Clara Hasbrouck served for seventeen years as a member of Frost Valley’s Board of Trustees, after succeeding the influential trusteeship of her late husband Dr. William E. Morthland. The Frost Valley/Morthland connection had been made first through the fine art of Catskills trout fishing; the Morthlands had purchased property in Woodstock and it wasn’t long before they had discovered our beautiful Neversink River, long a mecca for serious fishermen and -women in the area. When Clara succeeded Bill as a trustee, she was asked to take responsibility for sorting through the furnishings of the recently acquired home at the Straus-Guggenheim estate, “the Straus House.” She dispatched that project so selflessly and so well that before long the Forstmann Castle was added to her portfolio. “When I took over the Castle, it was a mess,” she recently recalled. “Draperies were falling off the rods. Everything needed attention. It was a great challenge to me, and I like challenges, and that’s why I developed an enduring interest in the fate of this historically important building.” Working with Marie Hess and Executive Director Halbe Brown, Clara spent arduous days sorting through the Castle attic, removing truckloads of junk, rediscovering important pieces in the dust, and (not incidentally) ridding the place of bats. Clara had been an active member of National Trust for Historic Preservation, and now she persuasively applied its principles of conservancy to Frost Valley’s unique place in Catskills history. Working with Woody English, the legendary President of the Board of that era, she promulgated the commitment to the Castle’s preservation and its permanent use for schoolchildren and summer campers as a living-learning lab for encountering local social history.

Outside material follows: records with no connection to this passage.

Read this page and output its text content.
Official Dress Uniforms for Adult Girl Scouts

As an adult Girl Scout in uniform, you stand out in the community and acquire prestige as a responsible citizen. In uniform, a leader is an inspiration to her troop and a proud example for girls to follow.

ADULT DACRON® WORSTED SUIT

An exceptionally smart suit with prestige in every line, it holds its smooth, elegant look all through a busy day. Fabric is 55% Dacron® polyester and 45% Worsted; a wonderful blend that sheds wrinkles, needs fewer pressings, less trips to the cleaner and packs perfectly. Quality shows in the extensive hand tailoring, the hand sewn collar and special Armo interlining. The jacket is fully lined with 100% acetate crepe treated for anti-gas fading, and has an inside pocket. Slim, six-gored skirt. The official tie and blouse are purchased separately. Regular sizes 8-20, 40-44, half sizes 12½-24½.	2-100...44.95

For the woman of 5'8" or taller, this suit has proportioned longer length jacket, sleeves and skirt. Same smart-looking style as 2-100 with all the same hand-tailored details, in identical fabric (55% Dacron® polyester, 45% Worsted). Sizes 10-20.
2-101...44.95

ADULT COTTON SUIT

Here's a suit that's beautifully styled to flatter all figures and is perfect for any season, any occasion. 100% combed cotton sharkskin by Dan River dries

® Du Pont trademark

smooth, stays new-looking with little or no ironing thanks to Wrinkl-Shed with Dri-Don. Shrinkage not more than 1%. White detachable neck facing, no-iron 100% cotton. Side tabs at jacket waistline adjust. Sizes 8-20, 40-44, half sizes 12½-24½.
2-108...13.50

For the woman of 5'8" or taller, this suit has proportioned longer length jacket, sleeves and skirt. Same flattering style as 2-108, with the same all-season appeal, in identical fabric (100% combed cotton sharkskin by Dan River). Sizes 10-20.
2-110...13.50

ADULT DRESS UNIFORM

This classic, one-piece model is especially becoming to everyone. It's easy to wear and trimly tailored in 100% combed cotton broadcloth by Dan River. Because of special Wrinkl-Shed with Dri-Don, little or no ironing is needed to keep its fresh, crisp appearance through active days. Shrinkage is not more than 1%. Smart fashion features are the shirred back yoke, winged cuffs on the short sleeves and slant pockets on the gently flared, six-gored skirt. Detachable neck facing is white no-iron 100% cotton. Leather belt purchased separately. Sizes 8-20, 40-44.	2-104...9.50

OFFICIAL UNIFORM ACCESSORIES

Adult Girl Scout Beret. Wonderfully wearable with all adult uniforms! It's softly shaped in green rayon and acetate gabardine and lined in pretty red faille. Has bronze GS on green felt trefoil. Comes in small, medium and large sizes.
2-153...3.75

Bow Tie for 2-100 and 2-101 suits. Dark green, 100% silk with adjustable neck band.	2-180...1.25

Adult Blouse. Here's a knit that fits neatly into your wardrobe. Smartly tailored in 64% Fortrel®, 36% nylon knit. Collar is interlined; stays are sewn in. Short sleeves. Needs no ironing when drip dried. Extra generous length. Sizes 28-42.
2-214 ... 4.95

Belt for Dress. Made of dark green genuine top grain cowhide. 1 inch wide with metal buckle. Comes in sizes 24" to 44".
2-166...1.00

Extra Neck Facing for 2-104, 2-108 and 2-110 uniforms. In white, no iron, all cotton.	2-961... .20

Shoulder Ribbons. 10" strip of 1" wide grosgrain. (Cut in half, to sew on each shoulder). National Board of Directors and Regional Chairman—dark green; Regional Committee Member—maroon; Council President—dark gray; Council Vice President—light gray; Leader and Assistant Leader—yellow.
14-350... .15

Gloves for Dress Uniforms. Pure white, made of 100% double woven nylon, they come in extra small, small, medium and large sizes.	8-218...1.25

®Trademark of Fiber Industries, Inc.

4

Clara was for decades a successful corporate accountant, holding various positions over the years such as assistant corporate treasurer and office manager. Later she took clients and directed a thriving personal accounting business, handling more than a dozen trust funds. Following Dr. Morthland’s death, Clara married Brigadier General Sherman Hasbrouck, who later passed away in 2002. Clara retired, remarkably, at 88 years of age. Now a nanogenarian, she has lost none of her acute interest in what Frost Valley does for children and families. “Frost Valley has a genuine purpose,” she recently remarked. “It serves adults and children and does it so well. I want people to know what an inspiration it was for me to work on behalf of Frost Valley. It was and is a happy place.”

Those who visit the Forstmann Castle today will discover a lovingly conserved and restored mansion—its balconies rebuilt by hand, its complex roof secure, its grand porch strengthened and renovated, its remarkable peg-and-groove floors polished and immaculate. As one enters this astonishing piece of history—all the more astonishing for its being part of a camp—one encounters, in part, the legacy of a strong woman who knew not just how but also why she wanted to help. By unanimous vote of the Frost Valley Board of Trustees, we honor Clara Hasbrouck at her induction into the Frost Valley Hall of Fame for her unwavering commitment to preservation and stewardship. We note that when she first saw the state of the old house, her first thought was this: “A friend in need is a friend indeed.” Today we honor her as a friend indeed—not just a friend of our stately mansion but of everyone at Frost Valley who cherishes stewardship as a core value.